Raila to IEBC: No manual register, no elections

Azimio presidential candidate Raila Odinga.

Azimio la Umoja presidential candidate Raila Odinga.

Photo credit: Joseph Kanyi | Nation Media Group

Azimio la Umoja One Kenya Coalition presidential candidate Raila Odinga has demanded that the elections agency employs the use of a manual register to complement its plan to solely identify all voters electronically.

Failure to which, Mr Odinga said, “there will be no elections.”

Mr Odinga, who was speaking in Githunguri in Kiambu County, said failure by the Independent Electoral and Boundaries Commission (IEBC) to have a manual backup to the electronic identification of voters was a recipe for disaster.

“With a manual register, it will be easy to tell how many people have voted in every polling station. In the electronic register, there is no record that remains. That is why we’re saying that there must be a manual register at every polling station. It is not negotiable. We’re telling the IEBC they must have a manual register along with the biometric identification of voters on that day. La hivyo, hakuna uchaguzi (Failure to which, there will be no election),” Mr Odinga said.

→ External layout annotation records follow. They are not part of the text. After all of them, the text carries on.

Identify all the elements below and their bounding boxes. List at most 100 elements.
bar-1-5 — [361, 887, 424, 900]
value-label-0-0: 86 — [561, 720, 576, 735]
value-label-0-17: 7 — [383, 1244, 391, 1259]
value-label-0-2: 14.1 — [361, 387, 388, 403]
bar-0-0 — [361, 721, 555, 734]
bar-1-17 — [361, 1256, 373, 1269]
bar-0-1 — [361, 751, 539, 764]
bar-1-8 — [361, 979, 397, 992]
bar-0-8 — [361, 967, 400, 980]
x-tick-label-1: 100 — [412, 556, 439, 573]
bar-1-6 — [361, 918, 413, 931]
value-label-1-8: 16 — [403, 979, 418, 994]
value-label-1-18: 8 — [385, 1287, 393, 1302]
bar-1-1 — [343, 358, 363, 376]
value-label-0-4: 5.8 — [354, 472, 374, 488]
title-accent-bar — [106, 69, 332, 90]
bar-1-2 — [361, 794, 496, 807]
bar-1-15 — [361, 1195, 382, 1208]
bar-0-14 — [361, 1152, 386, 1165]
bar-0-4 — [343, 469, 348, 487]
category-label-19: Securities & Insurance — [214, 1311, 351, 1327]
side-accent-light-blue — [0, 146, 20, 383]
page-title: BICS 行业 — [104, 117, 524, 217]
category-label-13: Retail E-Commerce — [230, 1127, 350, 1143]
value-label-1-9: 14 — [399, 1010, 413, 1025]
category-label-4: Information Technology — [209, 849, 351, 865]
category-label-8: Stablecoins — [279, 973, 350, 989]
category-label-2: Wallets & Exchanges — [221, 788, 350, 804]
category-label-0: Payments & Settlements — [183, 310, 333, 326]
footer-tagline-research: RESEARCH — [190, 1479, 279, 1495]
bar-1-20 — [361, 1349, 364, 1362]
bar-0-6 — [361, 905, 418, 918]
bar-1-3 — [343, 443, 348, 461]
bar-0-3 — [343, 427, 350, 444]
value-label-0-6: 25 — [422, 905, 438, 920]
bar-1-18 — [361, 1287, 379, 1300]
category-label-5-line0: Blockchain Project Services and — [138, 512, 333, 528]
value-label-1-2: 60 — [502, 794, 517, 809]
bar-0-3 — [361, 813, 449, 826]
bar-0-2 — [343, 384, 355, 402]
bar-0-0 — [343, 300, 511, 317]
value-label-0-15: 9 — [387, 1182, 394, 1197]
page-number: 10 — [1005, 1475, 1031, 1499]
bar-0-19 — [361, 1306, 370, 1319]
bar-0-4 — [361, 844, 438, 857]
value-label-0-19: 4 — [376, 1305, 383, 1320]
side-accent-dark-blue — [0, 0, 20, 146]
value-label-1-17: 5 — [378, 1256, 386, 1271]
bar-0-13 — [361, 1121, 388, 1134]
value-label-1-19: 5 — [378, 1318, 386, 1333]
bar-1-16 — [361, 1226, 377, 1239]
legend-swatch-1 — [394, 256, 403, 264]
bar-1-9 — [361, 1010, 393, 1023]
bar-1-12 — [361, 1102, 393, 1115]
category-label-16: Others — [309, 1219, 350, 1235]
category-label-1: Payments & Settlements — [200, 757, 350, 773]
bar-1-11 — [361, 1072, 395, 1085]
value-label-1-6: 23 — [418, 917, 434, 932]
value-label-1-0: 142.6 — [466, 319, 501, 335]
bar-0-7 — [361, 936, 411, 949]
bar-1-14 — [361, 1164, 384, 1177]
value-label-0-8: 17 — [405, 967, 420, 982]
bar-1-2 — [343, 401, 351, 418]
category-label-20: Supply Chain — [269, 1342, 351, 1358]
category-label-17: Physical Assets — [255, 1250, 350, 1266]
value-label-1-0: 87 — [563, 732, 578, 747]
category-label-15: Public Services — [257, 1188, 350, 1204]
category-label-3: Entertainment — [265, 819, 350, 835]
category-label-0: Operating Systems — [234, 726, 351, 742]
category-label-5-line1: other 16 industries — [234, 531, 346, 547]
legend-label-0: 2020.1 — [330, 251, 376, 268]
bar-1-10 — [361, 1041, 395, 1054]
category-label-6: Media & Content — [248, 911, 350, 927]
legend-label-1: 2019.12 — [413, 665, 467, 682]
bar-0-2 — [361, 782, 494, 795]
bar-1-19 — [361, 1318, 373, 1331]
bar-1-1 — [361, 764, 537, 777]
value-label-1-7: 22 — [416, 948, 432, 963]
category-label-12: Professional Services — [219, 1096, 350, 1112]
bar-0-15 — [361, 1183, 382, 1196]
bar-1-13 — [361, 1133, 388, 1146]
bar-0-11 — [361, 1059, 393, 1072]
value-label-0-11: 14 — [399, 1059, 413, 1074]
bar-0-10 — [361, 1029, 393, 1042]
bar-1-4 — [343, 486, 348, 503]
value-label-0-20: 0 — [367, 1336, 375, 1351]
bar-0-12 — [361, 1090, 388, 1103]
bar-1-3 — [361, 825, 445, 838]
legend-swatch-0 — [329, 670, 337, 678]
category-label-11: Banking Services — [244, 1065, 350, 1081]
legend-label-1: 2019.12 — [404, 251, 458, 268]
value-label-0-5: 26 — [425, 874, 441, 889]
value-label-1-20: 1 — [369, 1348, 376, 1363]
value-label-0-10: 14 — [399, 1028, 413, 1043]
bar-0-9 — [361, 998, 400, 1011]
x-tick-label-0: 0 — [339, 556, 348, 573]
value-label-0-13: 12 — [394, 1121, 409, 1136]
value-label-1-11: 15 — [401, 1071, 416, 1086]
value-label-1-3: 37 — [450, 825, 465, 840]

The IEBC had last week seemed to bow to pressure to use the manual register alongside the electronic one, but chairman Wafula Chebukati and chief executive Marjan Hussein Marjan insisted it will only be employed as a “last resort.”

During a consultative meeting with the four presidential candidates—Mr Odinga, Deputy President William Ruto, Roots Party candidate George Wajackoyah and his Agano counterpart David Mwaure Waihiga—Mr Chebukati assured that the issue of the register would be addressed amicably.

“The issue of the register will be addressed and it will be shared with the stakeholders and we shall break them down up to each polling station,” Mr Chebukati said at the meeting held at the Windsor Hotel in Kiambu County.

Mr Marjan, on his part, said: “The electronic register will be the primary document that we shall use but we are also saying that we shall provide the physical register which would be used as a last resort.”